Senator Murray Sinclair, who is also from Manitoba, said that Article 3 of the bill says current agreements will not be affected by C-92.

“If there’s a conflict between this bill and any existing agreements regarding child welfare or self-government or anything related to child and family services that is currently in place, then that agreement that’s currently in place prevails over the bill,” said Sinclair.

McPhedran also noted that the bill is pan-Indigenous legislation “and it was not developed in consultation with the First Nations leaders in Manitoba.”

McCallum agreed with McPhedran about the bill being pan-Indigenous and how the province of Manitoba has been reluctant to come to the table to negotiate a transfer of jurisdiction.

“Jurisdiction over child welfare is quite frankly a cash cow for the province,” said McCallum. “At the end of the day it is not in their economic best interest to simply relinquish control of child welfare.”

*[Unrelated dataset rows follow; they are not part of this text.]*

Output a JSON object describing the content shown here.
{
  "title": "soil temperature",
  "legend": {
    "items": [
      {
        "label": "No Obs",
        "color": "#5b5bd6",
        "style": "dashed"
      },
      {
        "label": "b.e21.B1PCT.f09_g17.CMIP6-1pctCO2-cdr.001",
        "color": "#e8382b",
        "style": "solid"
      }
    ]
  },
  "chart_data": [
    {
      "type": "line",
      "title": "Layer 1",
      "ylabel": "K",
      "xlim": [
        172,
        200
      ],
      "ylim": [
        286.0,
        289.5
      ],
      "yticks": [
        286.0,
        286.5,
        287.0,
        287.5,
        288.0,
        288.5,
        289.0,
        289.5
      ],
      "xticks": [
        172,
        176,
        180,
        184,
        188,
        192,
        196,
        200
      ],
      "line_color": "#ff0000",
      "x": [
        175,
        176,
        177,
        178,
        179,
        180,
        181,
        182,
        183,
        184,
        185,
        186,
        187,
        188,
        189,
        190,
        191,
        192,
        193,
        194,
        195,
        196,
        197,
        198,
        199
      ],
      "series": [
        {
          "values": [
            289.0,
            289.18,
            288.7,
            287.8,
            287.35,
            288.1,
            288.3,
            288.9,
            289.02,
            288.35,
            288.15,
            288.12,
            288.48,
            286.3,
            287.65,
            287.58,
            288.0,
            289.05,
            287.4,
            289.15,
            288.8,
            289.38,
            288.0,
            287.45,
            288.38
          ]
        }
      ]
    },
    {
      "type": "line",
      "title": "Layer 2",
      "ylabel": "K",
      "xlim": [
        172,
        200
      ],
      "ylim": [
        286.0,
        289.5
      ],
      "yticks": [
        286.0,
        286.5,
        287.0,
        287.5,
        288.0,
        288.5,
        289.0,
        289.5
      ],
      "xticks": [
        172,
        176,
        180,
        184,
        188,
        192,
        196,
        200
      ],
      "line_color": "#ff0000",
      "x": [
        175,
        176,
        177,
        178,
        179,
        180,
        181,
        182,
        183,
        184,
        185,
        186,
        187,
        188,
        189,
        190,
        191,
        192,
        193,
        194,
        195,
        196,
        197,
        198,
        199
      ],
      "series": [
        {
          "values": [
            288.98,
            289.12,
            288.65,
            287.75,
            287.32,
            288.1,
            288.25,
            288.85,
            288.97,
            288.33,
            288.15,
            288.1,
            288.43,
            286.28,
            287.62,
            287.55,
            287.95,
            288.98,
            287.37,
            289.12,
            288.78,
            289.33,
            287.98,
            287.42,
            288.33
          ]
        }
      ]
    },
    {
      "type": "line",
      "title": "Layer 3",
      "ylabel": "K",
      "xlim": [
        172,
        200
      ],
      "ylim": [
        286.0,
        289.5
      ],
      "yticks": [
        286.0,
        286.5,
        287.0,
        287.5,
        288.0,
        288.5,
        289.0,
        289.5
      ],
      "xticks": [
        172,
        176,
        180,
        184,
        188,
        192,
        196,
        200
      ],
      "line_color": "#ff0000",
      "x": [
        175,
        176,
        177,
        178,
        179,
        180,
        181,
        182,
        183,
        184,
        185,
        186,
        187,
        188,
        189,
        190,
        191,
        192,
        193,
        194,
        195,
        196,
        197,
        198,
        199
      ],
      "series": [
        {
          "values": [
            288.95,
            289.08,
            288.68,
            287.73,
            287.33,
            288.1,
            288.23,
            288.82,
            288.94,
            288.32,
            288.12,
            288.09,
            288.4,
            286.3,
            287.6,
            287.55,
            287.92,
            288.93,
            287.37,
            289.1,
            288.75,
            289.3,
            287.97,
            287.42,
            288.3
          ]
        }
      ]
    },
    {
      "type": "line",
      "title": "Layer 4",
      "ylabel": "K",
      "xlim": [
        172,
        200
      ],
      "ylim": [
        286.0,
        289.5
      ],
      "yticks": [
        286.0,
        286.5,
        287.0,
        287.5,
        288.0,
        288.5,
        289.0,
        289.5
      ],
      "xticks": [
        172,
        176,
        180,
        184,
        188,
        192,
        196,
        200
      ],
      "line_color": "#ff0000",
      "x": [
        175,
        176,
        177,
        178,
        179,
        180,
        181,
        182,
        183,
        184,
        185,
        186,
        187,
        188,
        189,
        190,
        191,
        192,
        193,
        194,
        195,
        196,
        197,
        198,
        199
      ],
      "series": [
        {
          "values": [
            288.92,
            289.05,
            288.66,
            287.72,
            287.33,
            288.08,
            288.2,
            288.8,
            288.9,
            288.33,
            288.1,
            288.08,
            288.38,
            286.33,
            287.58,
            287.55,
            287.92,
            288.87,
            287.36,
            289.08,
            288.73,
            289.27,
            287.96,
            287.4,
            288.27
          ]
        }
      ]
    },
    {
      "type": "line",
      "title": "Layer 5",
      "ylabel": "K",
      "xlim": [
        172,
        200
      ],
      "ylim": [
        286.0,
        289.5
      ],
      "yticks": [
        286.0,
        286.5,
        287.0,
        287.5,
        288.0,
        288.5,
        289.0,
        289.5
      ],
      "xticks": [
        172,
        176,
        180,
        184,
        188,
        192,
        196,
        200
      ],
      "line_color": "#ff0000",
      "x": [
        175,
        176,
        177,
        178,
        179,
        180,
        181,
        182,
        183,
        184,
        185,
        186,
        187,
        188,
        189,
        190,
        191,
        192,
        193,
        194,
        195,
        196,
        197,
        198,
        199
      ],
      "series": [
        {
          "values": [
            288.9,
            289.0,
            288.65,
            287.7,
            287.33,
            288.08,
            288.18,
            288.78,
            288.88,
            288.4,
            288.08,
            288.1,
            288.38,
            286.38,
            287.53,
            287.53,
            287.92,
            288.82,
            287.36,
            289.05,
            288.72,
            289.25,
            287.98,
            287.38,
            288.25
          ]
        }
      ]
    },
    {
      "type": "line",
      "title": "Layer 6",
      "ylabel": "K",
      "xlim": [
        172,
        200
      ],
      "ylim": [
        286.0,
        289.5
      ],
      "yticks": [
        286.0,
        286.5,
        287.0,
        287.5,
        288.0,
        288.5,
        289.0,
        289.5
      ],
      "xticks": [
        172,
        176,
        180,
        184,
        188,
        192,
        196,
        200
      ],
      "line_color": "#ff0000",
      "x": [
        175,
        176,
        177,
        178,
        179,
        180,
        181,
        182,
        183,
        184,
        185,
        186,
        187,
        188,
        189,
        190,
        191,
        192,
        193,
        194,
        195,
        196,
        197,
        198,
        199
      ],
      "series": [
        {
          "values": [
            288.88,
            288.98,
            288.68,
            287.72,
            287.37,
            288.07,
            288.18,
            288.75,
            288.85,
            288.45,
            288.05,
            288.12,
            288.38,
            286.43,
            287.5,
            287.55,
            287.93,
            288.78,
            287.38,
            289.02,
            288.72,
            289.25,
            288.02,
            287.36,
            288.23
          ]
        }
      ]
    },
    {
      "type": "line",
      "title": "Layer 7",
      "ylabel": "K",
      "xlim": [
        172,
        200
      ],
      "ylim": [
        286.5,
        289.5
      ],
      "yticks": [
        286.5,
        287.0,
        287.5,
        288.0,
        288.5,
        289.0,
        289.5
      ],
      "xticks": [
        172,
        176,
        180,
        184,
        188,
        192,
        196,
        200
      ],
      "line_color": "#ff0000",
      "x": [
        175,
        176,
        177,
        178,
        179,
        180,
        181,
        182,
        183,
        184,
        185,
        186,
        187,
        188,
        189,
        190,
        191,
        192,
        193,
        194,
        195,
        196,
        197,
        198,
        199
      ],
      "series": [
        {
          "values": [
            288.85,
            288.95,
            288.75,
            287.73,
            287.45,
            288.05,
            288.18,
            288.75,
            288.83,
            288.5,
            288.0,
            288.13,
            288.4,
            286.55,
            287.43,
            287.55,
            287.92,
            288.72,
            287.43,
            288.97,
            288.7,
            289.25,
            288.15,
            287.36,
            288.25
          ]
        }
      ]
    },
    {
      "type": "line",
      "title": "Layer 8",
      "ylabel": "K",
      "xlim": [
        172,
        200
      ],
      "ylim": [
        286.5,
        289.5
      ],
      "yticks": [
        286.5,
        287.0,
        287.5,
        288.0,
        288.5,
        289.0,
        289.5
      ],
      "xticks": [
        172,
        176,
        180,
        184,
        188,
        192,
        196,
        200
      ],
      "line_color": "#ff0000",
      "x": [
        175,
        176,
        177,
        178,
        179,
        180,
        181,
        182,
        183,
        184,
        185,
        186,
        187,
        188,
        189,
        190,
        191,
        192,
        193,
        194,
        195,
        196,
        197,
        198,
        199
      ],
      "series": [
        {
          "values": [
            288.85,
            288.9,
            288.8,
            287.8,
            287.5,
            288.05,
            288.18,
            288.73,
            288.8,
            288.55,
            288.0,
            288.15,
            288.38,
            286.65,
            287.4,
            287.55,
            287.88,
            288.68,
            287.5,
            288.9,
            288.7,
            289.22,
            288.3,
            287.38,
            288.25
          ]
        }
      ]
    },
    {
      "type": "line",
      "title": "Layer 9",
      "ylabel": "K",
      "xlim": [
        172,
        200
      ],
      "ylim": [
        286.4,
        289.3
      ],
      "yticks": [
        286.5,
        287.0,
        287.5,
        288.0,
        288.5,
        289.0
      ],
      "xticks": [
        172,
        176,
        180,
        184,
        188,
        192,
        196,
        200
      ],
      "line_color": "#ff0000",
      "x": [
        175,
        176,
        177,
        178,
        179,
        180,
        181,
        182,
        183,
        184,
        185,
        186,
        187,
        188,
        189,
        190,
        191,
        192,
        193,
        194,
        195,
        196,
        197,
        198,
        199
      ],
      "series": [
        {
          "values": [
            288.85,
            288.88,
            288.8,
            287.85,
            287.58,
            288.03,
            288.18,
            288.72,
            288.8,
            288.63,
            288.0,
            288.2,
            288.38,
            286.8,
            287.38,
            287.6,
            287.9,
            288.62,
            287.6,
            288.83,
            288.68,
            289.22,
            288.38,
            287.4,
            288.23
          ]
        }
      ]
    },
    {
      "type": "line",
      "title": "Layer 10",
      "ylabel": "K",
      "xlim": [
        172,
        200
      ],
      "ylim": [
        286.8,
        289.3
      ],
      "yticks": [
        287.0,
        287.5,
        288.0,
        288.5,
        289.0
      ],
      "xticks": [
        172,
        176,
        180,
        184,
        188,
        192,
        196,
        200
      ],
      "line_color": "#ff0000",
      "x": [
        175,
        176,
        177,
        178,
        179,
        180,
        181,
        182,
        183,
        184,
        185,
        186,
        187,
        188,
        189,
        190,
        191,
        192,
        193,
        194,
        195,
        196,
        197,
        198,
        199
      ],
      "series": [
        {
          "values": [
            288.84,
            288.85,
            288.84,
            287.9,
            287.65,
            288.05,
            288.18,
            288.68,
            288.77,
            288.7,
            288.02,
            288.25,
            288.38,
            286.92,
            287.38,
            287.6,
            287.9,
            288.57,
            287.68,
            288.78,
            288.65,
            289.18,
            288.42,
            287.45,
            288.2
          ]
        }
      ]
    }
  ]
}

Saskatchewan Senator Lillian Dyck said First Nations in her province are excited about the bill and are chomping at the bit to use it to opt out of Section 88 of the Indian Act, which gives jurisdiction over child welfare to the provinces.

“And we can’t hold (C-92) up just because of the Manitoba chiefs,” said Dyck.

New Brunswick Senator Sandra Lovelace Nicholas also stated that C-92 was better than the status quo.

“I’m concerned about the children in my provinces,” she said. “And the act to me, I think we should all stick together. Because what happens to the other provinces where the children preside.

“And what happens if this bill does not pass?”